Zu Grossmutters Geburtstagsfest hat die Enkelin natürlich zu erscheinen. Eingeladen ist die gesamte Verwandtschaft zu einem Mittagessen in Solothurn. Es ist November und die ganze Woche vor der Feier prüft Tina Tag für Tag die Wetterprognosen. Am Freitag ist klar, dass das Worst-Case-Szenario eintreffen wird: oben blau – unten grau. Wieder einmal wird das Mittelland auch am kommenden Wochenende zu einer Art feuchten, dunklen Zwischenwelt. Über der Nebelgrenze jedoch, strahlen die Berge, die Bäume und der Himmel in allen Farben. Es ist die Zeit im Jahr, in der sich jeder Bergsteiger in eine Mehrseillängen-Kletterroute an einer sonnigen Südwand wünscht.

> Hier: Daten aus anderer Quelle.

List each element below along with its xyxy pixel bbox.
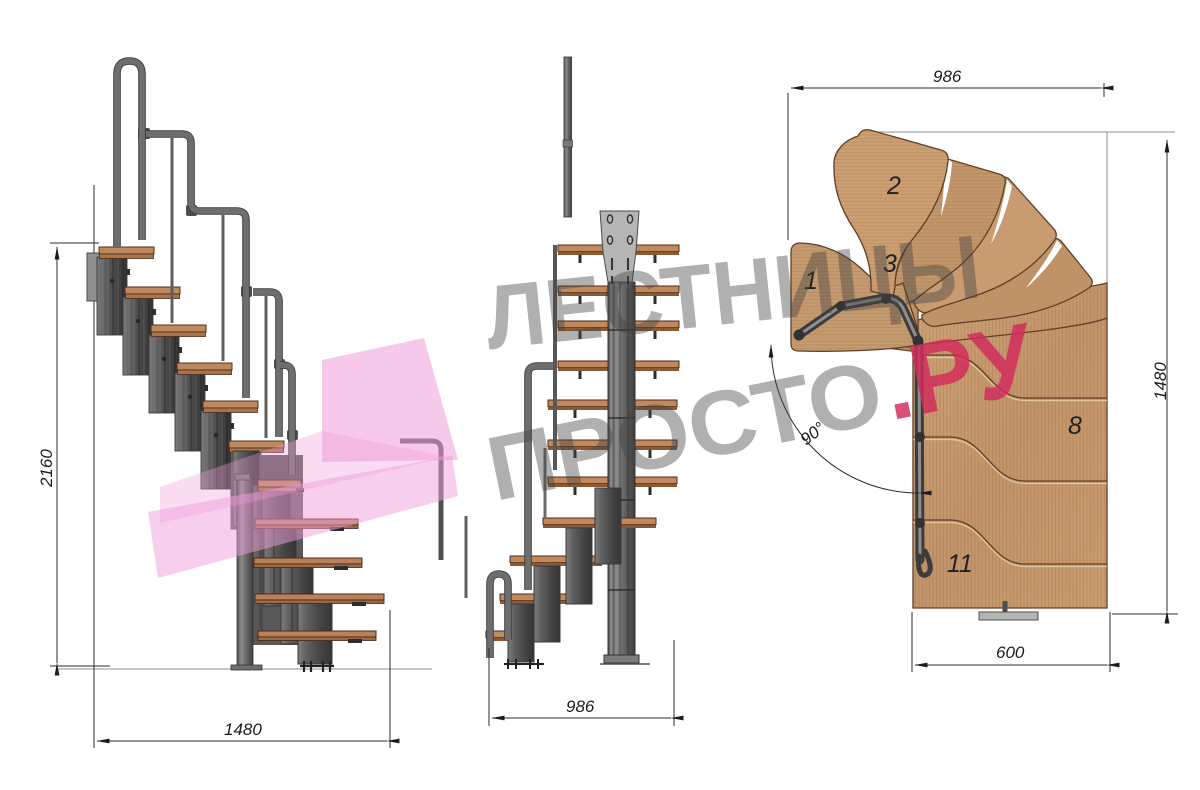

Die Tage verfliegen, bald klingelt der Wecker und auf dessen Datumsanzeige ist abzulesen, dass Sonntag ist. Tina hat sich vorgenommen, sich auf die Verwandtschaft zu freuen und aus dem Tag im Nebel das Beste zu machen. Das Fest beginnt und parallel mit der Anzahl Ansprachen wächst Tinas Sehnsucht nach der Sonne und Weite der Bergwelt. Ihr Herz zieht sich zusammen und ihre gute Miene wird endgültig zum bösen Spiel. Nach dem Essen steht Tina auf, entschuldigt sich und hastet aus dem Saal in ihr Auto. Der Jura ist nah. Die Strasse windet sich nach oben und mit jeder Kurve steigt der Höhenmesser an Tinas Handgelenk. Schliesslich ist der Parkplatz erreicht. Tina rennt entlang von weissen Kalkfelsen den Wald hinauf, immer wieder rutscht sie mit ihren Halbschuhen auf den mit Laub bedeckten, steilen Flanken aus. Der Nebel wird dichter und dichter, kahle Baumstämme erschweren das Weiterkommen und die Orientierung. Tina kämpft sich höher, ihr Atem wird schneller und schneller. Endlich lassen sich die Konturen eines hellen, weisslichen Kreises namens Sonne festmachen, erste Strahlen durchfluten den Nebelwald. Noch ein paar Schritte und Tina steht auf dem Jurakamm, ihr zu Füssen liegt das Nebelmeer, über ihr wölbt sich der blaue Himmel und um sie herum breitet sich der Geruch von Freiheit aus. Tina setzt sich auf einen Felsen, atmet durch, lässt den Blick in die endlose Ferne schweifen und spürt, wie sich ihre Beklemmung langsam löst. Die Sonne scheint ihr ins Gesicht und sie denkt, wie schön es wäre, diesen Moment mit jemandem zu teilen. Doch da ist niemand, denn die Menschen, die Tina heute Gesellschaft leisten könnten, sitzen unter der Nebeldecke in einem Saal und feiern ein fröhliches Fest.